Russian equity sales: disappointing
Investment banks have been dismayed this year by the slump in first-time share listings across emerging markets, the area they had hoped would yield the most growth (and fees). But as we pointed out in this story, emerging IPO volumes fell 40 percent this year. And equity bankers have seen lucrative IPO fees dry up – they almost halved this year from 2011 and are a third of 2007 levels.
One market that has possibly disappointed investors most is Russia. Its plan a few years ago to privatise large swathes of state-run companies via share sales had bankers salivating — estimates for the proceeds ranged from $30-$50 billion. The pipeline is still alluring, with all manner of companies up for privatisation, including shipping company Sovcomflot and the Russian Railways monopoly. The Kremlin did raise $5 billion this year by selling a 7.6 percent stake in Sberbank, the banking giant, but not much else has come to pass. In fact, 2012 saw the state tighten its grip on the energy sector, as government-controlled Rosneft bought oil producer TNK off BP, forking out $12.3 billion and some equity.
Sberbank analyst Chris Weafer estimates Russian companies raised $2.5 billion this year via IPOs, including a $1.8 billion offering from mobile operator Megafon- that’s almost half last year’s levels. Actually, the picture is not that dismal. Weafer points out that total equity issuance to the market, including strategic stake sales by shareholders, came to $12.8 billion (the total was bumped up by the $5 billion Sberbank deal) and that is up from last year’s total of $9.9 billion.
Clearly, the opportunity to issue new equity depends on prevailing market conditions and the level of investor optimism. It also depends on the willingness of existing controlling shareholders to sell equity at a valuation that is attractive to investors.
The Megafon deal for instance priced at the lower end of estimates. For 2013, Weafer predicts some $15 billion in Russian equity issuance.

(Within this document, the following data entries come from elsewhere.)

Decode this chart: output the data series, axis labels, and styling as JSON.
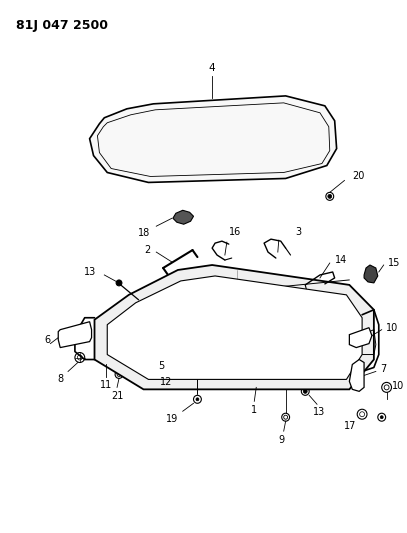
{
  "title": "81J 047 2500",
  "bg": "#ffffff",
  "lc": "#000000",
  "fig_w": 4.07,
  "fig_h": 5.33,
  "dpi": 100
}
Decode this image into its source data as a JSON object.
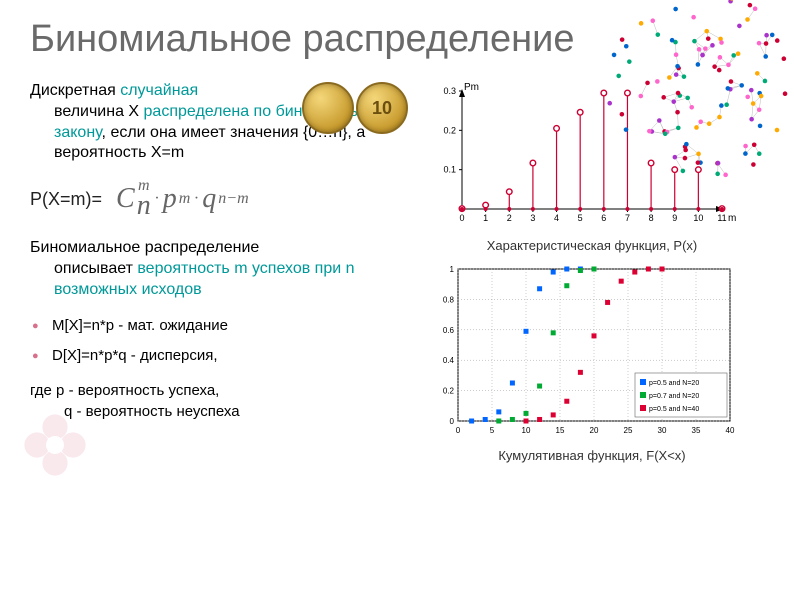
{
  "title": "Биномиальное распределение",
  "definition": {
    "line1": "Дискретная <teal>случайная</teal>",
    "line2_pre": "величина X ",
    "line2_teal": "распределена по биномиальному закону",
    "line2_post": ", если она имеет значения {0…n}, а вероятность X=m"
  },
  "formula_label": "P(X=m)=",
  "formula_parts": {
    "C": "C",
    "m_top": "m",
    "n_bot": "n",
    "p": "p",
    "m2": "m",
    "q": "q",
    "nm": "n−m"
  },
  "description": {
    "line1": "Биномиальное распределение описывает ",
    "teal": "вероятность m успехов при n возможных исходов",
    "line2": ""
  },
  "bullets": [
    "M[X]=n*p  - мат. ожидание",
    "D[X]=n*p*q - дисперсия,"
  ],
  "footer": {
    "line1": "где p - вероятность успеха,",
    "line2": "q - вероятность неуспеха"
  },
  "chart1": {
    "caption": "Характеристическая функция, P(x)",
    "xmax": 11,
    "xticks": [
      0,
      1,
      2,
      3,
      4,
      5,
      6,
      7,
      8,
      9,
      10,
      11
    ],
    "yticks": [
      0.1,
      0.2,
      0.3
    ],
    "xlabel": "m",
    "ylabel": "Pm",
    "stem_color": "#cc0033",
    "marker_color": "#cc0033",
    "axis_color": "#000000",
    "data": [
      {
        "x": 0,
        "y": 0.001
      },
      {
        "x": 1,
        "y": 0.01
      },
      {
        "x": 2,
        "y": 0.044
      },
      {
        "x": 3,
        "y": 0.117
      },
      {
        "x": 4,
        "y": 0.205
      },
      {
        "x": 5,
        "y": 0.246
      },
      {
        "x": 6,
        "y": 0.295
      },
      {
        "x": 7,
        "y": 0.295
      },
      {
        "x": 8,
        "y": 0.117
      },
      {
        "x": 9,
        "y": 0.1
      },
      {
        "x": 10,
        "y": 0.1
      },
      {
        "x": 11,
        "y": 0.001
      }
    ]
  },
  "chart2": {
    "caption": "Кумулятивная функция, F(X<x)",
    "xlim": [
      0,
      40
    ],
    "ylim": [
      0,
      1
    ],
    "xticks": [
      0,
      5,
      10,
      15,
      20,
      25,
      30,
      35,
      40
    ],
    "yticks": [
      0,
      0.2,
      0.4,
      0.6,
      0.8,
      1
    ],
    "grid_color": "#999999",
    "axis_color": "#000000",
    "legend": [
      {
        "label": "p=0.5 and N=20",
        "color": "#0066ff"
      },
      {
        "label": "p=0.7 and N=20",
        "color": "#00aa33"
      },
      {
        "label": "p=0.5 and N=40",
        "color": "#dd0033"
      }
    ],
    "series": [
      {
        "color": "#0066ff",
        "points": [
          [
            2,
            0.0
          ],
          [
            4,
            0.01
          ],
          [
            6,
            0.06
          ],
          [
            8,
            0.25
          ],
          [
            10,
            0.59
          ],
          [
            12,
            0.87
          ],
          [
            14,
            0.98
          ],
          [
            16,
            1.0
          ],
          [
            18,
            1.0
          ],
          [
            20,
            1.0
          ]
        ]
      },
      {
        "color": "#00aa33",
        "points": [
          [
            6,
            0.0
          ],
          [
            8,
            0.01
          ],
          [
            10,
            0.05
          ],
          [
            12,
            0.23
          ],
          [
            14,
            0.58
          ],
          [
            16,
            0.89
          ],
          [
            18,
            0.99
          ],
          [
            20,
            1.0
          ]
        ]
      },
      {
        "color": "#dd0033",
        "points": [
          [
            10,
            0.0
          ],
          [
            12,
            0.01
          ],
          [
            14,
            0.04
          ],
          [
            16,
            0.13
          ],
          [
            18,
            0.32
          ],
          [
            20,
            0.56
          ],
          [
            22,
            0.78
          ],
          [
            24,
            0.92
          ],
          [
            26,
            0.98
          ],
          [
            28,
            1.0
          ],
          [
            30,
            1.0
          ]
        ]
      }
    ]
  },
  "coin_label": "10",
  "colors": {
    "title": "#6a6a6a",
    "teal": "#009999",
    "bullet": "#d86f8b",
    "formula": "#666666"
  }
}
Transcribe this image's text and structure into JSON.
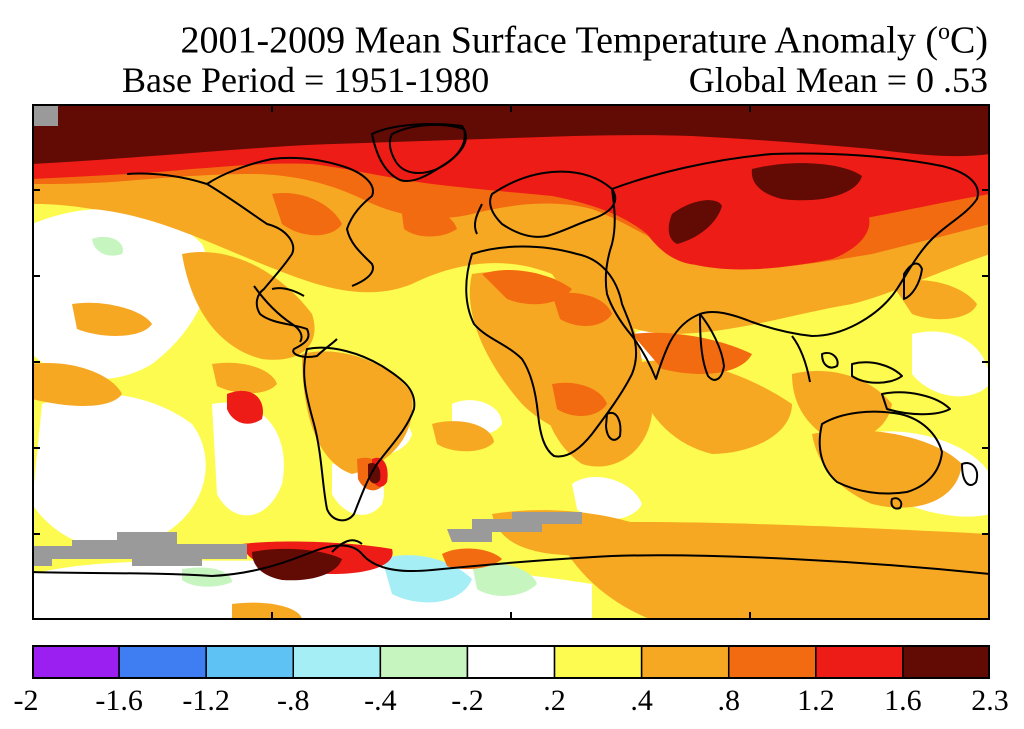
{
  "title": {
    "main": "2001-2009 Mean Surface Temperature Anomaly (",
    "superscript": "o",
    "unit_tail": "C)",
    "base_period": "Base Period = 1951-1980",
    "global_mean": "Global Mean = 0 .53"
  },
  "legend": {
    "bins": [
      {
        "from": "-2",
        "to": "-1.6",
        "color": "#9b1ff0"
      },
      {
        "from": "-1.6",
        "to": "-1.2",
        "color": "#3f7ef2"
      },
      {
        "from": "-1.2",
        "to": "-.8",
        "color": "#5ec2f5"
      },
      {
        "from": "-.8",
        "to": "-.4",
        "color": "#a6eef6"
      },
      {
        "from": "-.4",
        "to": "-.2",
        "color": "#c6f5c0"
      },
      {
        "from": "-.2",
        "to": ".2",
        "color": "#ffffff"
      },
      {
        "from": ".2",
        "to": ".4",
        "color": "#fdfb4f"
      },
      {
        "from": ".4",
        "to": ".8",
        "color": "#f7a823"
      },
      {
        "from": ".8",
        "to": "1.2",
        "color": "#f36b10"
      },
      {
        "from": "1.2",
        "to": "1.6",
        "color": "#ee1c16"
      },
      {
        "from": "1.6",
        "to": "2.3",
        "color": "#620a04"
      }
    ],
    "tick_labels": [
      "-2",
      "-1.6",
      "-1.2",
      "-.8",
      "-.4",
      "-.2",
      ".2",
      ".4",
      ".8",
      "1.2",
      "1.6",
      "2.3"
    ],
    "missing_color": "#9a9a9a"
  },
  "colors": {
    "coast": "#000000",
    "frame": "#000000"
  }
}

But some banks are getting frustated. Any available equity business is increasingly being scooped up by Russia’s state-controlled banks VTB and Sberbank, which have aggressively built up investment banking teams. Foreign banks, on the other hand, are facing pressure to retrench. Barclays and HSBC have shut retail operations in Russia but the most high profile investment banking exit came earlier this month, when Credit Suisse, a Russia veteran that had stuck it out through the 1998 crash, moved its Moscow investment banking advisory to London. Insiders blamed the dearth of deals.